Обманчиво полный сотник Фаранг, евший на удивление мало и пивший на удивление много, буркнул что-то невнятное, поддающееся любому истолкованию, и позволил Линге запустить губы в его стакан в обмен на рыжеволосую лапищу, засунутую ей под юбку. Девушка была удовлетворена и продолжала попискивать на интересующую ее тему.
– Рыбчик, а какой сегодня день будет?
– Терция. Для старика все на этом и закончится, к труповозам пойдет, а маманька помоложе, ей завтра днем еще ступень причитается.
– А ты ей сам голову отрубишь, да?!
Фаранг сжал пальцы, и стакан в его руке разлетелся вдребезги, перепугав до смерти любопытную красотку.
– Дура, – констатировал сотник. – Ты что, варка накликать хочешь? Где ж ты видела, чтоб родню Не-Живущих казнили с пролитием крови? Очумели вы тут совсем, подстилки мясные… Ясно ж сказано: веревка, огонь, вода и промежуточные – кипяток, например… Сколько жизней осталось вражьей кровушке, столько и будет мучиться, до края.

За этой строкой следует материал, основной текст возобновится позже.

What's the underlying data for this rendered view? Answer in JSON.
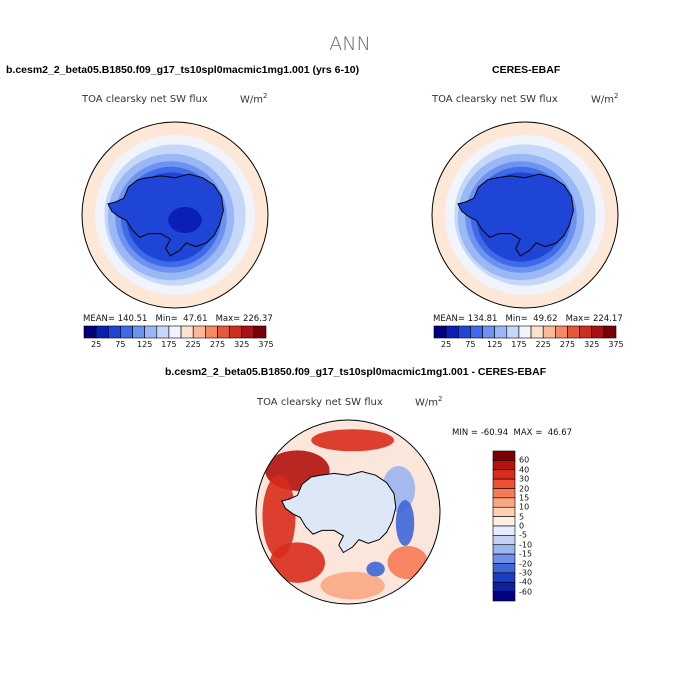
{
  "main_title": "ANN",
  "panels": [
    {
      "case_title": "b.cesm2_2_beta05.B1850.f09_g17_ts10spl0macmic1mg1.001 (yrs 6-10)",
      "variable": "TOA clearsky net SW flux",
      "units_base": "W/m",
      "units_exp": "2",
      "stats": "MEAN= 140.51   Min=  47.61   Max= 226.37"
    },
    {
      "case_title": "CERES-EBAF",
      "variable": "TOA clearsky net SW flux",
      "units_base": "W/m",
      "units_exp": "2",
      "stats": "MEAN= 134.81   Min=  49.62   Max= 224.17"
    },
    {
      "case_title": "b.cesm2_2_beta05.B1850.f09_g17_ts10spl0macmic1mg1.001 - CERES-EBAF",
      "variable": "TOA clearsky net SW flux",
      "units_base": "W/m",
      "units_exp": "2",
      "stats": "MIN = -60.94  MAX =  46.67"
    }
  ],
  "chart_data": [
    {
      "type": "heatmap",
      "projection": "south-polar-stereographic",
      "title": "b.cesm2_2_beta05.B1850.f09_g17_ts10spl0macmic1mg1.001 (yrs 6-10)",
      "variable": "TOA clearsky net SW flux",
      "units": "W/m2",
      "mean": 140.51,
      "min": 47.61,
      "max": 226.37,
      "colorbar_labels": [
        "25",
        "75",
        "125",
        "175",
        "225",
        "275",
        "325",
        "375"
      ],
      "colorbar_colors": [
        "#00007f",
        "#0a1fb4",
        "#1f45d6",
        "#3f6ae8",
        "#6d93f0",
        "#9ab8f6",
        "#c6d8f9",
        "#f1f4fb",
        "#fde1cf",
        "#f9b99a",
        "#f28a67",
        "#e35a3a",
        "#cc3020",
        "#a81214",
        "#7a0007"
      ]
    },
    {
      "type": "heatmap",
      "projection": "south-polar-stereographic",
      "title": "CERES-EBAF",
      "variable": "TOA clearsky net SW flux",
      "units": "W/m2",
      "mean": 134.81,
      "min": 49.62,
      "max": 224.17,
      "colorbar_labels": [
        "25",
        "75",
        "125",
        "175",
        "225",
        "275",
        "325",
        "375"
      ],
      "colorbar_colors": [
        "#00007f",
        "#0a1fb4",
        "#1f45d6",
        "#3f6ae8",
        "#6d93f0",
        "#9ab8f6",
        "#c6d8f9",
        "#f1f4fb",
        "#fde1cf",
        "#f9b99a",
        "#f28a67",
        "#e35a3a",
        "#cc3020",
        "#a81214",
        "#7a0007"
      ]
    },
    {
      "type": "heatmap",
      "projection": "south-polar-stereographic",
      "title": "b.cesm2_2_beta05.B1850.f09_g17_ts10spl0macmic1mg1.001 - CERES-EBAF",
      "variable": "TOA clearsky net SW flux",
      "units": "W/m2",
      "min": -60.94,
      "max": 46.67,
      "colorbar_orientation": "vertical",
      "colorbar_labels": [
        "60",
        "40",
        "30",
        "20",
        "15",
        "10",
        "5",
        "0",
        "-5",
        "-10",
        "-15",
        "-20",
        "-30",
        "-40",
        "-60"
      ],
      "colorbar_colors": [
        "#7f0000",
        "#b3120e",
        "#d92c1c",
        "#ee5030",
        "#f67a55",
        "#fba783",
        "#fdd0b6",
        "#fbeee6",
        "#e6ecfa",
        "#c4d3f5",
        "#9ab5ef",
        "#6e90e6",
        "#3f66d9",
        "#1a3fc4",
        "#0a22a0",
        "#000080"
      ]
    }
  ]
}
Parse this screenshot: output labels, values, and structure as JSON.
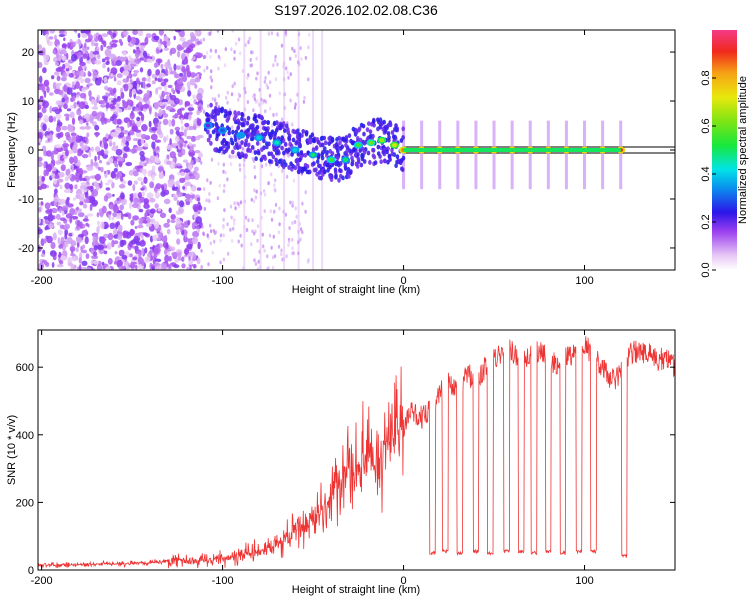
{
  "chart_data": [
    {
      "type": "heatmap",
      "title": "S197.2026.102.02.08.C36",
      "xlabel": "Height of straight line (km)",
      "ylabel": "Frequency (Hz)",
      "xlim": [
        -202,
        150
      ],
      "ylim": [
        -24.5,
        24.5
      ],
      "x_ticks": [
        -200,
        -100,
        0,
        100
      ],
      "x_tick_labels": [
        "-200",
        "-100",
        "0",
        "100"
      ],
      "y_ticks": [
        -20,
        -10,
        0,
        10,
        20
      ],
      "y_tick_labels": [
        "-20",
        "-10",
        "0",
        "10",
        "20"
      ],
      "reference_line_y": 0,
      "colorbar": {
        "label": "Normalized spectral amplitude",
        "range": [
          0,
          1
        ],
        "ticks": [
          0.0,
          0.2,
          0.4,
          0.6,
          0.8
        ],
        "tick_labels": [
          "0.0",
          "0.2",
          "0.4",
          "0.6",
          "0.8"
        ]
      },
      "tone_track": {
        "x": [
          -108,
          -100,
          -90,
          -80,
          -70,
          -60,
          -50,
          -40,
          -32,
          -25,
          -18,
          -12,
          -5,
          0,
          10,
          20,
          30,
          40,
          50,
          60,
          70,
          80,
          90,
          100,
          110,
          120
        ],
        "freq": [
          5,
          4,
          3,
          2.5,
          1.5,
          0,
          -1,
          -2,
          -2,
          1,
          1.5,
          2,
          1,
          0,
          0,
          0,
          0,
          0,
          0,
          0,
          0,
          0,
          0,
          0,
          0,
          0
        ],
        "amplitude": [
          0.2,
          0.3,
          0.35,
          0.4,
          0.45,
          0.4,
          0.5,
          0.55,
          0.5,
          0.55,
          0.6,
          0.65,
          0.7,
          0.85,
          0.9,
          0.9,
          0.9,
          0.9,
          0.9,
          0.9,
          0.9,
          0.9,
          0.9,
          0.9,
          0.9,
          0.9
        ]
      }
    },
    {
      "type": "line",
      "title": "",
      "xlabel": "Height of straight line (km)",
      "ylabel": "SNR (10 * v/v)",
      "xlim": [
        -202,
        150
      ],
      "ylim": [
        0,
        710
      ],
      "x_ticks": [
        -200,
        -100,
        0,
        100
      ],
      "x_tick_labels": [
        "-200",
        "-100",
        "0",
        "100"
      ],
      "y_ticks": [
        0,
        200,
        400,
        600
      ],
      "y_tick_labels": [
        "0",
        "200",
        "400",
        "600"
      ],
      "color": "#ee3333",
      "series": [
        {
          "name": "SNR",
          "x": [
            -202,
            -190,
            -180,
            -170,
            -160,
            -150,
            -140,
            -130,
            -125,
            -120,
            -110,
            -100,
            -90,
            -80,
            -70,
            -65,
            -60,
            -55,
            -50,
            -45,
            -40,
            -35,
            -30,
            -25,
            -20,
            -15,
            -10,
            -5,
            0,
            5,
            10,
            15,
            20,
            25,
            30,
            35,
            40,
            45,
            50,
            55,
            60,
            65,
            70,
            75,
            80,
            85,
            90,
            95,
            100,
            105,
            110,
            115,
            120,
            125,
            130,
            135,
            140,
            145,
            150
          ],
          "values": [
            15,
            15,
            15,
            18,
            18,
            20,
            22,
            25,
            35,
            20,
            28,
            35,
            45,
            55,
            70,
            95,
            110,
            130,
            150,
            175,
            220,
            250,
            280,
            320,
            330,
            310,
            380,
            400,
            420,
            470,
            450,
            480,
            530,
            560,
            520,
            580,
            560,
            600,
            620,
            640,
            650,
            600,
            640,
            650,
            620,
            610,
            640,
            630,
            660,
            640,
            600,
            560,
            580,
            640,
            650,
            640,
            620,
            630,
            600
          ],
          "dropouts": [
            {
              "x": 16,
              "value": 50
            },
            {
              "x": 23,
              "value": 55
            },
            {
              "x": 31,
              "value": 50
            },
            {
              "x": 40,
              "value": 55
            },
            {
              "x": 48,
              "value": 50
            },
            {
              "x": 57,
              "value": 55
            },
            {
              "x": 65,
              "value": 55
            },
            {
              "x": 72,
              "value": 50
            },
            {
              "x": 80,
              "value": 55
            },
            {
              "x": 88,
              "value": 50
            },
            {
              "x": 97,
              "value": 55
            },
            {
              "x": 105,
              "value": 55
            },
            {
              "x": 122,
              "value": 40
            }
          ]
        }
      ]
    }
  ]
}
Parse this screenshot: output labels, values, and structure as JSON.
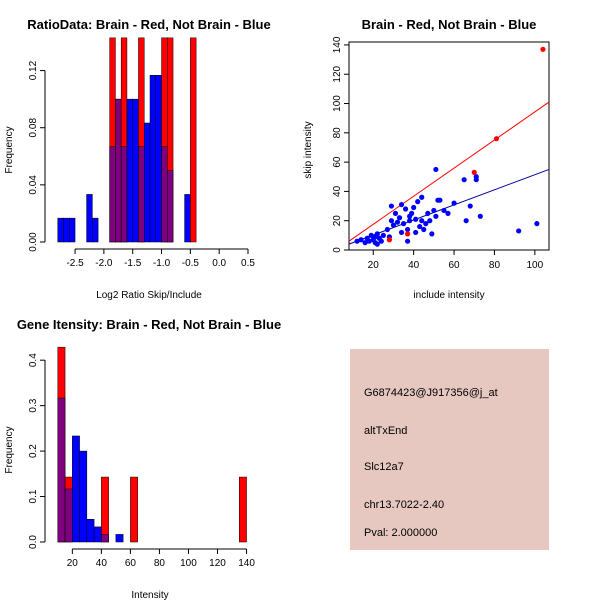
{
  "colors": {
    "brain": "#ff0000",
    "not_brain": "#0000ff",
    "overlap": "#7f007f",
    "panel_bg": "#e6c8c1",
    "pval": "#cc0000"
  },
  "chart_data": [
    {
      "type": "bar",
      "title": "RatioData: Brain - Red, Not Brain - Blue",
      "xlabel": "Log2 Ratio Skip/Include",
      "ylabel": "Frequency",
      "xlim": [
        -2.9,
        0.5
      ],
      "ylim": [
        0,
        0.14
      ],
      "bin_width": 0.1,
      "bin_start": -2.8,
      "x_ticks": [
        -2.5,
        -2.0,
        -1.5,
        -1.0,
        -0.5,
        0.0,
        0.5
      ],
      "x_tick_labels": [
        "-2.5",
        "-2.0",
        "-1.5",
        "-1.0",
        "-0.5",
        "0.0",
        "0.5"
      ],
      "y_ticks": [
        0.0,
        0.04,
        0.08,
        0.12
      ],
      "y_tick_labels": [
        "0.00",
        "0.04",
        "0.08",
        "0.12"
      ],
      "series": [
        {
          "name": "Not Brain",
          "values": [
            0.0167,
            0.0167,
            0.0167,
            0,
            0,
            0.0333,
            0.0167,
            0,
            0,
            0.0667,
            0.1,
            0.0667,
            0.1,
            0.1,
            0.0667,
            0.0833,
            0.1167,
            0.1167,
            0.0667,
            0.05,
            0,
            0,
            0.0333,
            0
          ]
        },
        {
          "name": "Brain",
          "values": [
            0,
            0,
            0,
            0,
            0,
            0,
            0,
            0,
            0,
            0.1429,
            0.1,
            0.1429,
            0,
            0,
            0.1429,
            0,
            0,
            0,
            0.1429,
            0.1429,
            0,
            0,
            0,
            0.1429
          ]
        }
      ]
    },
    {
      "type": "scatter",
      "title": "Brain - Red, Not Brain - Blue",
      "xlabel": "include intensity",
      "ylabel": "skip intensity",
      "xlim": [
        8,
        107
      ],
      "ylim": [
        0,
        142
      ],
      "x_ticks": [
        20,
        40,
        60,
        80,
        100
      ],
      "x_tick_labels": [
        "20",
        "40",
        "60",
        "80",
        "100"
      ],
      "y_ticks": [
        0,
        20,
        40,
        60,
        80,
        100,
        120,
        140
      ],
      "y_tick_labels": [
        "0",
        "20",
        "40",
        "60",
        "80",
        "100",
        "120",
        "140"
      ],
      "series": [
        {
          "name": "Not Brain",
          "points": [
            [
              12,
              6
            ],
            [
              14,
              7
            ],
            [
              16,
              5
            ],
            [
              17,
              8
            ],
            [
              18,
              6
            ],
            [
              19,
              10
            ],
            [
              20,
              7
            ],
            [
              21,
              9
            ],
            [
              21,
              5
            ],
            [
              22,
              11
            ],
            [
              22,
              4
            ],
            [
              23,
              8
            ],
            [
              24,
              6
            ],
            [
              25,
              10
            ],
            [
              27,
              14
            ],
            [
              28,
              9
            ],
            [
              29,
              20
            ],
            [
              29,
              30
            ],
            [
              30,
              17
            ],
            [
              31,
              25
            ],
            [
              32,
              19
            ],
            [
              33,
              22
            ],
            [
              34,
              12
            ],
            [
              34,
              31
            ],
            [
              35,
              18
            ],
            [
              36,
              28
            ],
            [
              37,
              6
            ],
            [
              37,
              14
            ],
            [
              38,
              20
            ],
            [
              38,
              23
            ],
            [
              39,
              25
            ],
            [
              40,
              29
            ],
            [
              41,
              21
            ],
            [
              41,
              12
            ],
            [
              42,
              33
            ],
            [
              43,
              16
            ],
            [
              44,
              20
            ],
            [
              44,
              36
            ],
            [
              45,
              14
            ],
            [
              46,
              18
            ],
            [
              47,
              25
            ],
            [
              48,
              20
            ],
            [
              49,
              11
            ],
            [
              50,
              27
            ],
            [
              51,
              55
            ],
            [
              51,
              23
            ],
            [
              52,
              34
            ],
            [
              53,
              34
            ],
            [
              55,
              27
            ],
            [
              57,
              25
            ],
            [
              60,
              32
            ],
            [
              65,
              48
            ],
            [
              66,
              20
            ],
            [
              68,
              30
            ],
            [
              71,
              50
            ],
            [
              71,
              48
            ],
            [
              73,
              23
            ],
            [
              92,
              13
            ],
            [
              101,
              18
            ]
          ]
        },
        {
          "name": "Brain",
          "points": [
            [
              28,
              7
            ],
            [
              37,
              11
            ],
            [
              70,
              53
            ],
            [
              81,
              76
            ],
            [
              104,
              137
            ]
          ]
        }
      ],
      "fit_lines": [
        {
          "name": "Brain fit",
          "from": [
            8,
            6
          ],
          "to": [
            107,
            101
          ]
        },
        {
          "name": "Not Brain fit",
          "from": [
            8,
            4
          ],
          "to": [
            107,
            55
          ]
        }
      ]
    },
    {
      "type": "bar",
      "title": "Gene Itensity: Brain - Red, Not Brain - Blue",
      "xlabel": "Intensity",
      "ylabel": "Frequency",
      "xlim": [
        6,
        141
      ],
      "ylim": [
        0,
        0.44
      ],
      "bin_width": 5,
      "bin_start": 10,
      "x_ticks": [
        20,
        40,
        60,
        80,
        100,
        120,
        140
      ],
      "x_tick_labels": [
        "20",
        "40",
        "60",
        "80",
        "100",
        "120",
        "140"
      ],
      "y_ticks": [
        0.0,
        0.1,
        0.2,
        0.3,
        0.4
      ],
      "y_tick_labels": [
        "0.0",
        "0.1",
        "0.2",
        "0.3",
        "0.4"
      ],
      "series": [
        {
          "name": "Not Brain",
          "values": [
            0.3167,
            0.1167,
            0.2333,
            0.2,
            0.05,
            0.0333,
            0.0167,
            0,
            0.0167,
            0,
            0,
            0,
            0,
            0,
            0,
            0,
            0,
            0,
            0,
            0,
            0,
            0,
            0,
            0,
            0,
            0
          ]
        },
        {
          "name": "Brain",
          "values": [
            0.4286,
            0.1429,
            0,
            0,
            0,
            0,
            0.1429,
            0,
            0,
            0,
            0.1429,
            0,
            0,
            0,
            0,
            0,
            0,
            0,
            0,
            0,
            0,
            0,
            0,
            0,
            0,
            0.1429
          ]
        }
      ]
    }
  ],
  "info_panel": {
    "probe_id": "G6874423@J917356@j_at",
    "event_type": "altTxEnd",
    "gene": "Slc12a7",
    "location": "chr13.7022-2.40",
    "pval": "Pval: 2.000000"
  }
}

Голову рубить… Я что, палач? Хотя и им-то несладко доводится: одного и того же выродка казни по три дня – и никакого разнообразия душе. Вот накличешь варка, зараза, истинно говорю…
– А чего его накликивать? – обиделась мокрая Линга. – Дура сразу… Вон – приперся! – длинный, тощий, и рожа неприличная…
Хохот сотника едва не перекрыл шум заведения.
– Ой, не могу! – ржал Фаранг, краснея ушами и хлопая себя по мохнатым ляжкам. – Где ж вас Мама набирает?! Это ведь сотник Джи, новенький, мы его честь и пьем сегодня!.. Ну, Линга, потешила душу, лучше, чем в койке!
– А чего он такой длинный? И смурной, как зима, даром, что молоденький… неужто на сотню таких зеленых представляют?
– Молоденький… Его не на сотню, его на капрала представляли, так он сотников из комиссантов порубил. Сама знаешь, как оно на испытаниях: нож кандидату в руки, раздели – и тройку старших по званию на него, с боевым железом в пальцах. Они кандидата уложат быстренько, ну, а ежели он кого порежет – тому выговор, конечно, за несоблюдение уровня; а новенький, положенный начальством на красный песочек, наутро встанет жив-здоров, браслетик очередной потрет и идет с новым званием в подчинение к тому, кто последним его убивал. Ну и боится он теперь во всем мире одного начальника, в память Ухода своего.